Part 1: Installation

Our previous experience with home wifi setup never exceeded 8 wifi clients being connected to a single router. This time, in addition to our existing devices, we need to add 15 more wifi smart lights, bringing the total to 23 actively connected wifi clients. Wifi 802.11n in theory can handle this amount of clients connected using a single channel, however, it turns out that there’s another bottleneck in the network: DHCP. When we try to connect the lights one by one, the built-in DHCP server in our router seems to be working just fine. However, when we have a temporary power outage (because we forgot to pay the bills) when the power is turned on again, all devices tried to connect to the wifi network at the same time, and there seems to be a race condition in the DHCP server when allocating addresses which causes the entire router to be inaccessible. These are speculations, yes, either it’s a race condition, or the router’s computing power simply can’t handle that many DHCP requests at the same time.

Part 2: Being a Hoarder has it’s Perks

My wife’s organizational method stems from Marie Kondo, but I’m grateful that in this instance I didn’t listen to her, or we would be stuck with a router that can’t handle this amount of traffic. Thankfully, I still have with me a router that has a dual core processor (4 logical cores), and 256MB of RAM. And it’s even half the price of my current router when I bought it.

I installed OpenWRT on it a long time ago, and this time, it come in handy. Not only is OpenWRT far superior to whatever built-in software that my previous router has, the processing power alone even exceeds these newer routers. I setup the OpenWRT router as the main router, and the other router as an access point. The thinking was: I have 2 options, either I buy a new WiFi 6 router that can handle multi channel wifi 2.4Ghz, or I use my existing routers to split the channels into 2, thus reducing the risk of channel congestion. In the end, tight budget prevails. With this setup, I can route all DHCP requests to the OpenWRT router, and it works even after simulating power outages multiple times.

Part 3: Matter Protocol

With this setup, the only annoying component left was the default protocol used by these smart lights. They uses their own protocol with their own app that can be integrated to google home. However, the integration is sub optimal, since google home needs to talk to their cloud, and their cloud need to talk to each lights to be able to control them via websocket. There was noticable latencies and reliability issues, for example, knowing how websocket works, it will go offline quite often whenever the websocket failed.

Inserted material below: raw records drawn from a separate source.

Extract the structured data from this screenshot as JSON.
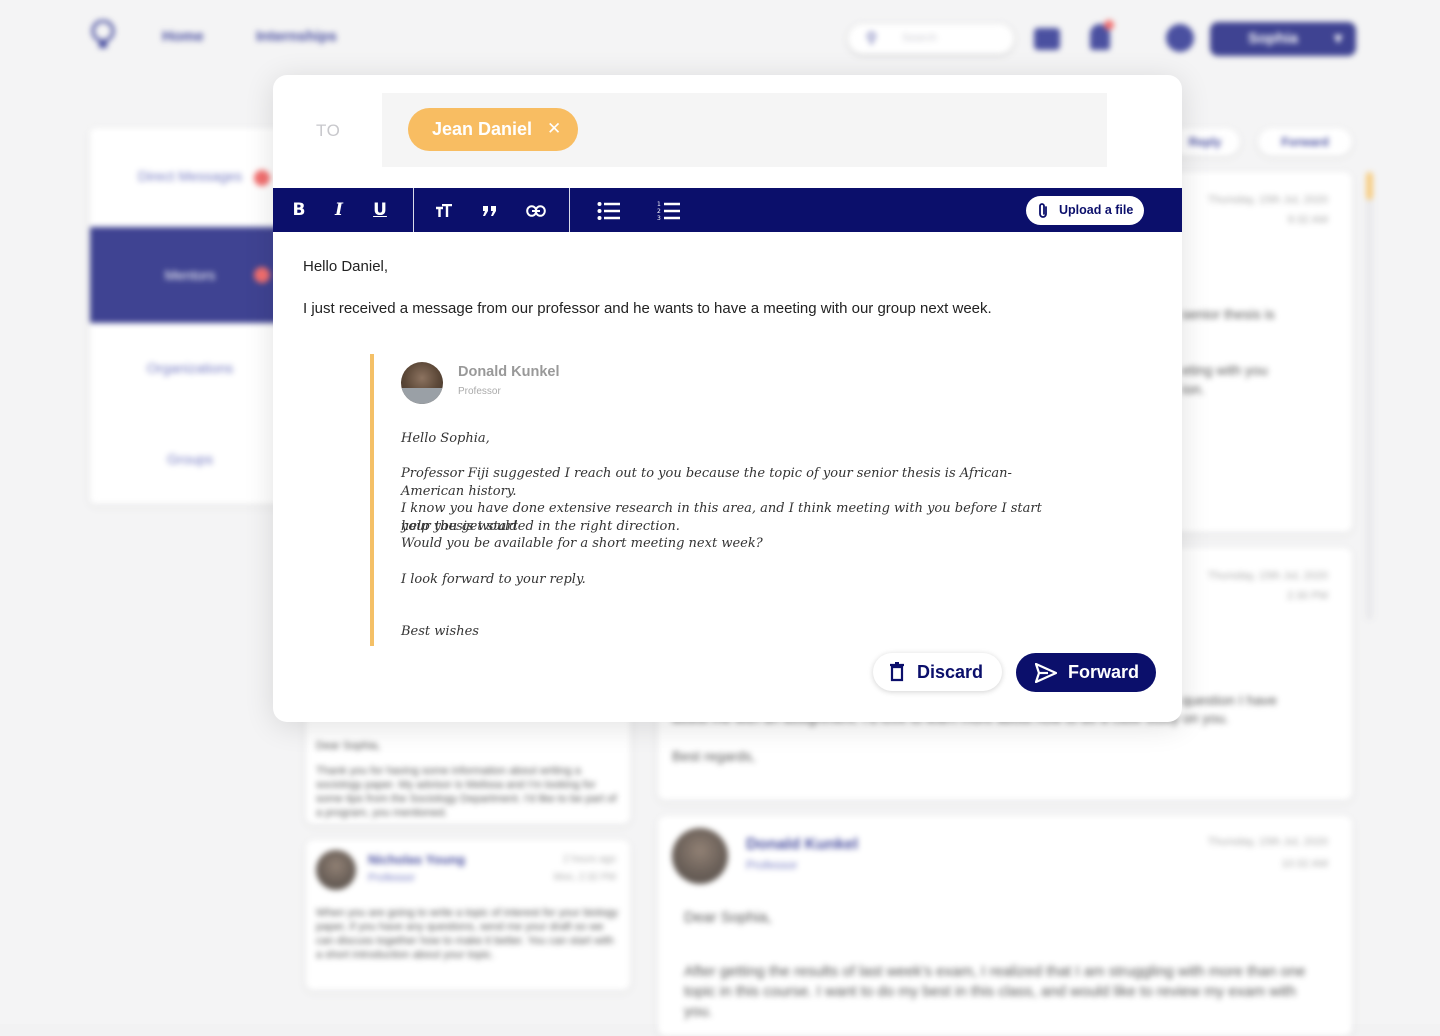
{
  "background": {
    "nav": {
      "home": "Home",
      "internships": "Internships"
    },
    "search_placeholder": "Search",
    "user_name": "Sophia",
    "sidebar": [
      "Direct Messages",
      "Mentors",
      "Organizations",
      "Groups"
    ],
    "actions": {
      "reply": "Reply",
      "forward": "Forward"
    },
    "timestamps": {
      "date": "Thursday, 15th Jul, 2020",
      "time1": "9:32 AM",
      "time2": "2:30 PM",
      "time3": "10:32 AM",
      "ago": "2 hours ago",
      "ago_time": "9:32 AM"
    },
    "thread_fragments": {
      "line1": "senior thesis is",
      "line2": "eting with you",
      "line3": "ion.",
      "question": "question I have",
      "question2": "assist me with an assignment. I'd love to learn more about how to do a case study on you.",
      "regards": "Best regards,"
    },
    "list_cards": [
      {
        "greeting": "Dear Sophia,",
        "text": "Thank you for having some information about writing a sociology paper. My advisor is Melissa and I'm looking for some tips from the Sociology Department. I'd like to be part of a program, you mentioned."
      },
      {
        "name": "Nicholas Young",
        "role": "Professor",
        "ago": "2 hours ago",
        "time": "Mon, 2:32 PM",
        "text": "When you are going to write a topic of interest for your biology paper, if you have any questions, send me your draft so we can discuss together how to make it better. You can start with a short introduction about your topic."
      }
    ],
    "message": {
      "name": "Donald Kunkel",
      "role": "Professor",
      "date": "Thursday, 15th Jul, 2020",
      "time": "10:32 AM",
      "greeting": "Dear Sophia,",
      "text": "After getting the results of last week's exam, I realized that I am struggling with more than one topic in this course. I want to do my best in this class, and would like to review my exam with you."
    }
  },
  "compose": {
    "to_label": "TO",
    "recipient": "Jean Daniel",
    "toolbar": {
      "upload_label": "Upload a file"
    },
    "body": [
      "Hello Daniel,",
      "I just received a message from our professor and he wants to have a meeting with our group next week."
    ],
    "quoted": {
      "sender_name": "Donald Kunkel",
      "sender_role": "Professor",
      "lines": [
        "Hello Sophia,",
        "Professor Fiji suggested I reach out to you because the topic of your senior thesis is African-American history.",
        "I know you have done extensive research in this area, and I think meeting with you before I start your thesis would",
        "help you get started in the right direction.",
        "Would you be available for a short meeting next week?",
        "I look forward to your reply.",
        "Best wishes"
      ]
    },
    "discard_label": "Discard",
    "forward_label": "Forward"
  },
  "colors": {
    "navy": "#0b0f6b",
    "chip": "#f8bd62",
    "quote_bar": "#f4c067",
    "badge_red": "#f04f4f"
  }
}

I figured, “well, trying out matter won’t hurt now”. And it didn’t hurt indeed. Instead of websocket, matter uses a more robust API based approach. You can search the internet for all of it’s capabilities, but what important to me are reliability and local connectivity. For example, when connected to my local network, I no longer have to wait 2 seconds for the command to be executed by each lights, because matter allows the device to talk locally. It also is more reliable, our lights has never shown any signs of going offline after we switched to matter. Moreover, it also seems to strain the network less, since they didn’t have to maintain an ongoing websocket connection like they did with the old protocol.

Key Takeaways

If I can summarize my experience during this whole process, it can be boiled down into 2 points:

  • DHCP can be a bottleneck in a network, you’d need a good DHCP server to handle the inavoidable simultaneous DHCP requests.
  • Matter protocol works reliably, go for it if your device supports it.